3. Have a clear structure.

There’s perceived wisdom that sessions should be all demos. I don’t buy it as the only rule. I’ve been to brilliant sessions with none, and I’ve been to horrid sessions from amazing people where they have no structure to what they are trying to show.

4. Practice both the session and the demos.

And I mean multiple times. The bigger the event, the more the whole session needs to be second nature. Try to deliver the session at smaller venues first. Local user groups, virtual sessions, etc. are good options for this.

5. Find another presenter as a critical friend.

I have friends that are talented presenters and I love having one of them in the room for trial runs, with a view of being critical.
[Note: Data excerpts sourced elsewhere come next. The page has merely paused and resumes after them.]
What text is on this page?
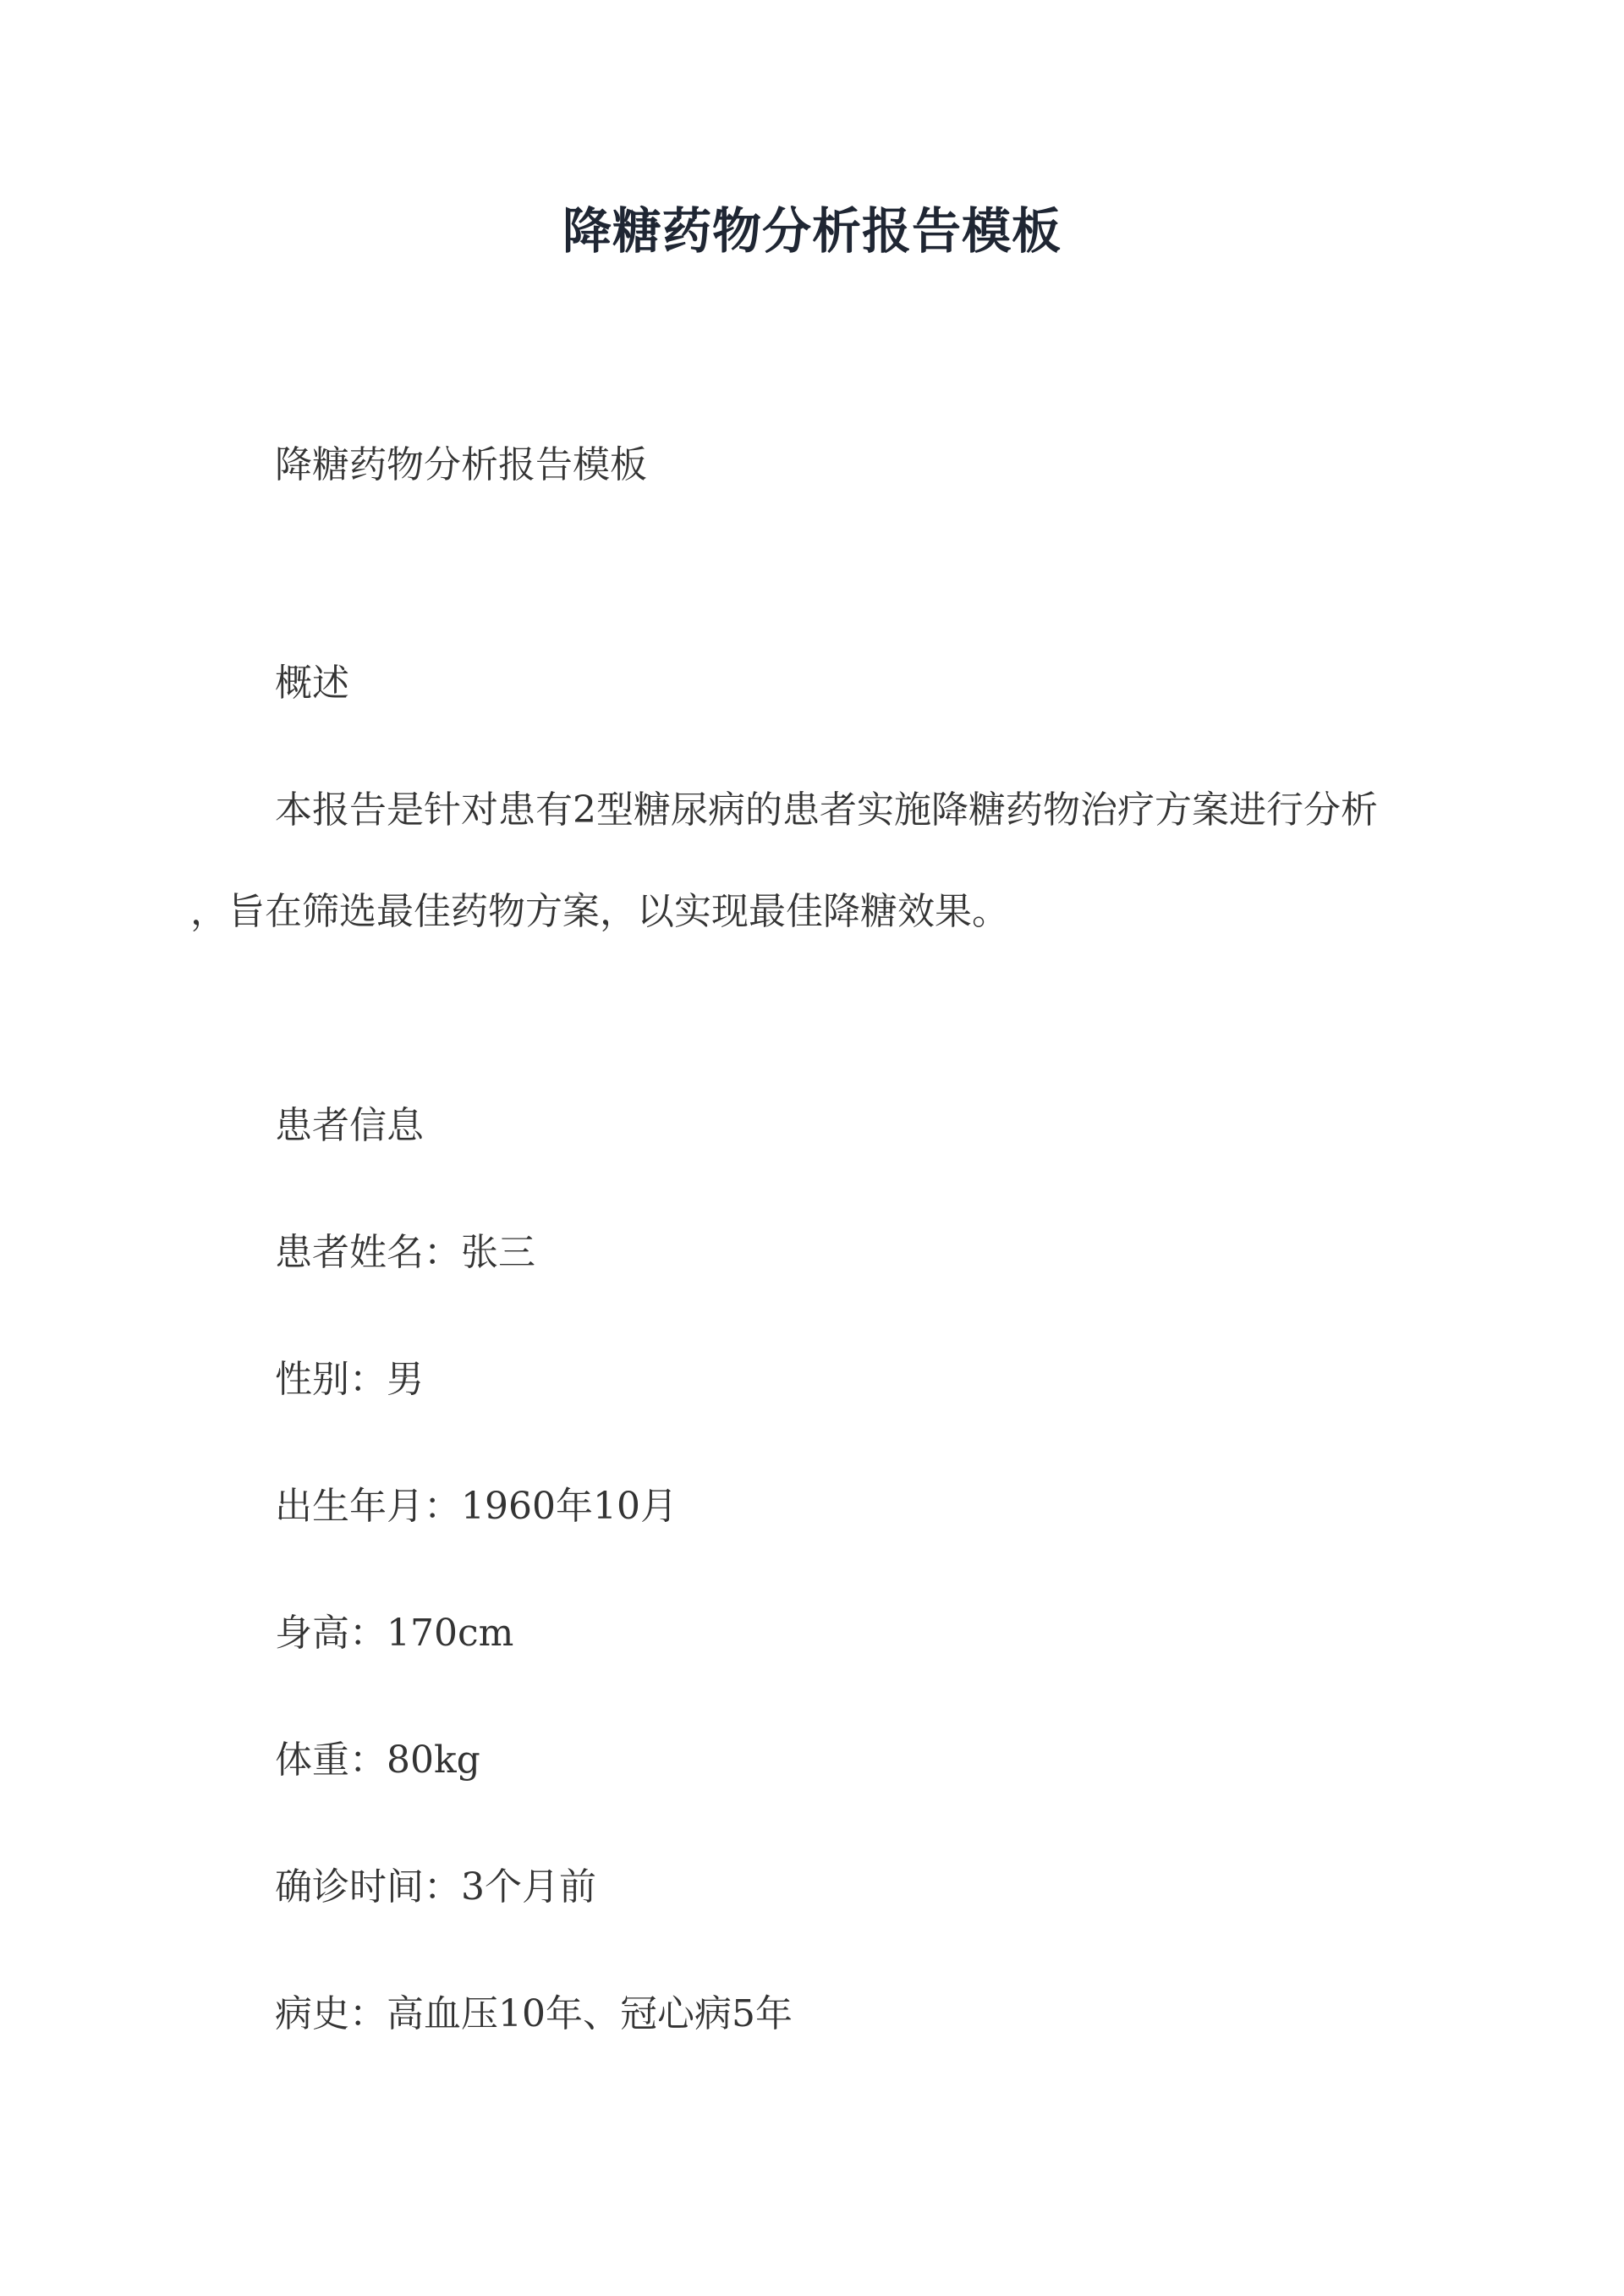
降糖药物分析报告模板
降糖药物分析报告模板
概述
本报告是针对患有2型糖尿病的患者实施降糖药物治疗方案进行分析
，旨在筛选最佳药物方案，以实现最佳降糖效果。
患者信息
患者姓名：张三
性别：男
出生年月：1960年10月
身高：170cm
体重：80kg
确诊时间：3个月前
病史：高血压10年、冠心病5年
Someone that says “yeah that was great” is nice. Someone that says “you lost me in the second part of the demo” or “I think the third demo would work better if you…” is what you need. Be prepared to do the same for them.

6. Record the demos.

When presenting at large events, I have a series of screen shots saved on a USB key, and I also have a full video walkthrough of each of the demos. I’m determined that the audience will get to see the demos.

As a simple example of when this has saved me, two years ago for TechEd Australia, I was presenting some Azure-related sessions. The Azure folk had decided to do maintenance and take things offline right in the middle of the event.

I told the audience, switched across to the videos of each demo, which I did a live voice-over for, and I suspect that many of them would have quickly forgotten that they were watching a video. By comparison, I attended several other Azure-related sessions at that same event and watched presenter after presenter stumbling when things would not work. You need a fall back plan.

Hint: Don’t just play the video with voice, etc. as well though – make it still pretty much a live thing. I’ve seen sessions where people just play a video with sound and it often looks like they could never have actually done the demo, particularly if it’s someone else’s voice.

7. Don’t try to debug live.

Unless it’s an obvious and trivial issue, you will do far more damage by trying to debug it. Attendees hate watching you stuff around trying to fix issues. You might feel great *if* you ever get it solved but you will have messed up your timing and possibly looked really, really bad in the meantime. And if you can’t solve it, you will have really messed up. Instead, move on and use your backup plan.

Isn’t this what everyone does?

It seems pretty basic to do these things but time and again, I see the opposite happening even at major events. I watched AzureConf the other day, and even the keynote had these issues. Having been involved in event keynotes and knowing what level of rehearsal normally goes into them, I can just imagine the discussions that went on later. They wouldn’t have been pretty.

You can avoid being one of these statistics with just a bit of planning, and you’ll already be ahead of the pack.